Volume is a leading indicator in technical analysis. If a stock is suddenly seeing abnormal volume spikes, it usually signals an important movement. I focused on:
- Real-time volume (
현재 거래량
) - Previous day volume (
전일 거래량
) - Foreign trading volume (
외국인 순매수/매도
)
Technical Challenges
Using the Kiwoom API was not straightforward. Key difficulties:
- Each data type (real-time, foreign volume, etc.) uses a different request code
- Response formats are not standardized
- Some values are only accessible through event-based callbacks (not ideal for batch fetching)
- Correlating data across types was hard due to inconsistent indexing
This meant that fetching all related data and merging it correctly required custom logic and frequent debugging.
Example: Fetching Real-Time Trading Volume (Python + PyKiwoom)

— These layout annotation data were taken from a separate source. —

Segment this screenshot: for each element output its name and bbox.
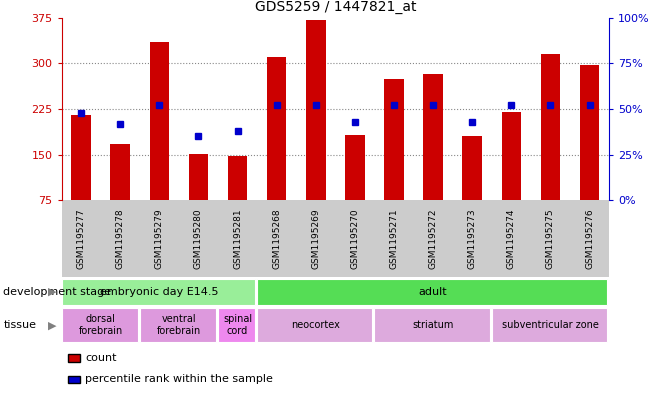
Bar <box>150 42 169 200</box>
Text: ventral
forebrain: ventral forebrain <box>157 314 201 336</box>
Title: GDS5259 / 1447821_at: GDS5259 / 1447821_at <box>255 0 416 14</box>
Text: ▶: ▶ <box>48 287 56 297</box>
Bar <box>71 115 91 200</box>
Bar <box>110 144 130 200</box>
Bar <box>423 74 443 200</box>
Bar <box>189 154 208 200</box>
Bar <box>306 20 325 200</box>
Text: development stage: development stage <box>3 287 111 297</box>
Text: subventricular zone: subventricular zone <box>502 320 599 330</box>
Text: striatum: striatum <box>412 320 454 330</box>
FancyBboxPatch shape <box>62 279 255 305</box>
Text: tissue: tissue <box>3 320 36 330</box>
FancyBboxPatch shape <box>257 279 607 305</box>
FancyBboxPatch shape <box>492 309 607 342</box>
Text: count: count <box>85 353 117 363</box>
Text: adult: adult <box>419 287 447 297</box>
Bar <box>463 136 482 200</box>
Bar <box>502 112 521 200</box>
Bar <box>580 64 599 200</box>
Bar <box>228 156 248 200</box>
FancyBboxPatch shape <box>375 309 490 342</box>
Text: embryonic day E14.5: embryonic day E14.5 <box>100 287 218 297</box>
Text: spinal
cord: spinal cord <box>223 314 252 336</box>
FancyBboxPatch shape <box>218 309 255 342</box>
Text: dorsal
forebrain: dorsal forebrain <box>78 314 123 336</box>
Bar <box>540 54 561 200</box>
Bar <box>384 79 404 200</box>
Text: ▶: ▶ <box>48 320 56 330</box>
Bar <box>267 57 286 200</box>
Text: percentile rank within the sample: percentile rank within the sample <box>85 374 273 384</box>
FancyBboxPatch shape <box>257 309 373 342</box>
Bar <box>345 135 365 200</box>
Text: neocortex: neocortex <box>292 320 340 330</box>
FancyBboxPatch shape <box>62 309 138 342</box>
FancyBboxPatch shape <box>140 309 216 342</box>
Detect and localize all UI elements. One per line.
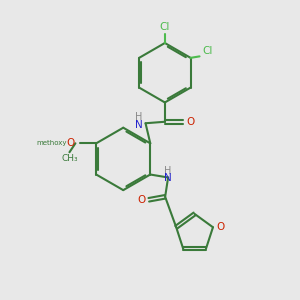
Text: O: O	[67, 138, 75, 148]
Text: N: N	[164, 173, 172, 183]
Text: H: H	[135, 112, 143, 122]
Text: O: O	[137, 195, 146, 205]
Text: O: O	[216, 222, 224, 232]
Text: N: N	[135, 120, 143, 130]
Text: CH₃: CH₃	[61, 154, 78, 163]
Text: methoxy: methoxy	[36, 140, 67, 146]
Text: Cl: Cl	[202, 46, 213, 56]
Text: H: H	[164, 166, 172, 176]
Text: O: O	[186, 117, 194, 127]
Text: Cl: Cl	[160, 22, 170, 32]
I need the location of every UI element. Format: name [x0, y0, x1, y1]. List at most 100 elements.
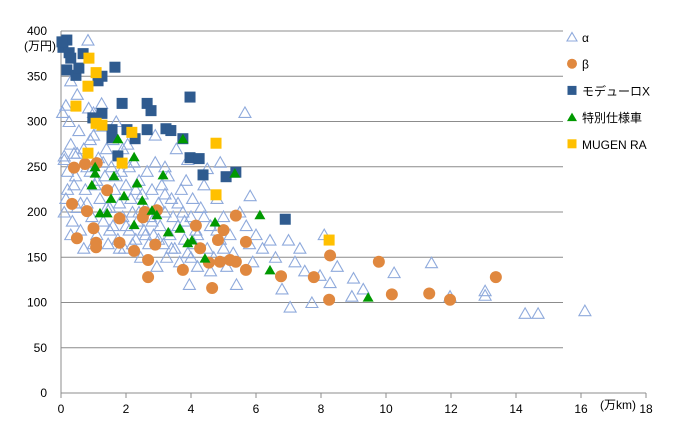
- point-beta: [307, 271, 320, 284]
- point-alpha: [67, 178, 81, 191]
- point-alpha: [164, 191, 179, 204]
- legend-marker-modulo-x: [567, 85, 577, 95]
- point-special-edition: [157, 169, 169, 180]
- point-alpha: [58, 98, 73, 111]
- point-alpha: [70, 87, 85, 100]
- point-beta: [217, 224, 230, 237]
- point-modulo-x: [96, 107, 108, 119]
- point-special-edition: [118, 190, 130, 201]
- point-beta: [142, 253, 155, 266]
- point-beta: [275, 270, 288, 283]
- point-alpha: [97, 169, 112, 182]
- point-beta: [239, 263, 252, 276]
- point-alpha: [478, 288, 493, 301]
- point-special-edition: [108, 170, 120, 181]
- point-mugen-ra: [210, 189, 222, 201]
- x-axis-unit-label: (万km): [600, 398, 636, 412]
- point-modulo-x: [77, 48, 89, 60]
- point-alpha: [346, 271, 361, 284]
- point-alpha: [281, 233, 296, 246]
- point-alpha: [197, 178, 211, 191]
- point-alpha: [255, 241, 270, 254]
- point-alpha: [184, 209, 198, 223]
- point-special-edition: [229, 168, 241, 178]
- point-alpha: [263, 233, 277, 246]
- point-mugen-ra: [82, 147, 94, 159]
- point-alpha: [60, 182, 75, 195]
- x-tick-label: 2: [123, 402, 130, 416]
- point-modulo-x: [109, 61, 121, 73]
- y-tick-label: 150: [27, 250, 47, 264]
- point-beta: [79, 158, 92, 171]
- point-alpha: [166, 209, 181, 223]
- point-beta: [372, 255, 385, 268]
- point-mugen-ra: [90, 67, 102, 79]
- point-alpha: [216, 209, 231, 223]
- legend-marker-special-edition: [567, 112, 577, 122]
- point-beta: [423, 287, 436, 300]
- point-modulo-x: [106, 132, 118, 144]
- point-mugen-ra: [90, 117, 102, 129]
- point-modulo-x: [220, 171, 232, 183]
- axes: 0 50 100 150 200 250 300 350 400 0 2 4 6 8 10 12 14 16 18: [27, 24, 653, 416]
- point-alpha: [138, 228, 153, 241]
- y-tick-label: 350: [27, 69, 47, 83]
- legend-item-mugen-ra: MUGEN RA: [567, 138, 647, 152]
- point-alpha: [102, 223, 117, 236]
- point-special-edition: [101, 207, 113, 218]
- point-alpha: [94, 96, 109, 109]
- point-alpha: [283, 300, 298, 313]
- point-mugen-ra: [70, 100, 82, 112]
- point-alpha: [190, 259, 205, 272]
- point-beta: [323, 293, 336, 306]
- series-mugen-ra: [70, 52, 335, 246]
- point-special-edition: [151, 209, 163, 220]
- point-modulo-x: [112, 150, 124, 162]
- point-special-edition: [162, 226, 174, 237]
- point-alpha: [158, 160, 172, 173]
- point-beta: [239, 235, 252, 248]
- series-special-edition: [86, 133, 374, 302]
- point-mugen-ra: [82, 80, 94, 92]
- legend-marker-alpha: [566, 31, 578, 42]
- x-tick-label: 14: [509, 402, 523, 416]
- point-alpha: [229, 277, 244, 290]
- point-beta: [70, 232, 83, 245]
- legend-label: β: [582, 58, 589, 72]
- point-alpha: [531, 306, 546, 319]
- point-modulo-x: [70, 69, 82, 81]
- point-alpha: [169, 142, 184, 155]
- legend-item-modulo-x: モデューロX: [567, 83, 650, 98]
- point-alpha: [184, 250, 198, 263]
- point-alpha: [122, 223, 137, 236]
- legend-item-alpha: α: [566, 31, 589, 45]
- point-mugen-ra: [116, 157, 128, 169]
- point-alpha: [101, 237, 116, 250]
- series-alpha: [55, 33, 592, 319]
- point-alpha: [96, 214, 111, 227]
- point-beta: [149, 238, 162, 251]
- point-alpha: [174, 182, 189, 195]
- point-beta: [113, 212, 126, 225]
- point-modulo-x: [116, 97, 128, 109]
- y-axis-unit-label: (万円): [24, 39, 56, 53]
- point-beta: [444, 293, 457, 306]
- point-beta: [142, 271, 155, 284]
- point-special-edition: [131, 178, 143, 188]
- point-alpha: [128, 182, 143, 195]
- point-beta: [87, 222, 100, 235]
- point-modulo-x: [61, 64, 73, 76]
- legend-label: モデューロX: [582, 83, 650, 98]
- point-alpha: [190, 228, 205, 241]
- point-alpha: [304, 295, 319, 309]
- point-beta: [229, 209, 242, 222]
- y-tick-label: 100: [27, 296, 47, 310]
- point-alpha: [76, 241, 91, 254]
- point-alpha: [478, 284, 493, 297]
- point-special-edition: [128, 151, 140, 162]
- point-alpha: [71, 123, 86, 137]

from pykiwoom.kiwoom import Kiwoom
import time
kiwoom = Kiwoom()
kiwoom.CommConnect(block=True)
# Example: Fetch top trading volume stocks
sector_code = "001" # 코스피 업종 코드 예시
tickers = kiwoom.GetCodeListByMarket("0")
for code in tickers[:10]:
name = kiwoom.GetMasterCodeName(code)
data = kiwoom.block_request("opt10001",
종목코드=code,
output="주식기본정보",
next=0)
volume = data.get('거래량')
print(f"{name} ({code}): 거래량 {volume}")
time.sleep(1) # Too many requests can trigger rate limiting
Next Steps: Toward ML Forecasting
Once I clean and align these volume datasets, my plan is to:
- Merge volume, price, and investor types into a structured time series
- Use this data to label rising/falling patterns
- Apply binary classification (e.g. will rise: yes/no) using ML models like LightGBM or XGBoost
What I Learned
- Financial APIs often sacrifice consistency for flexibility
- Preprocessing and integrating data matters more than model selection at this stage
- Reliable volume data is not just useful for trading — it’s a signal-rich input for ML models
Challenges Still Remaining
- Handling API throttling and asynchronous requests
- Designing a clean data schema for training
- Creating a feature pipeline that updates in real-time
I’m continuing to iterate on the pipeline, and I expect the real edge will come from how I preprocess and label the data.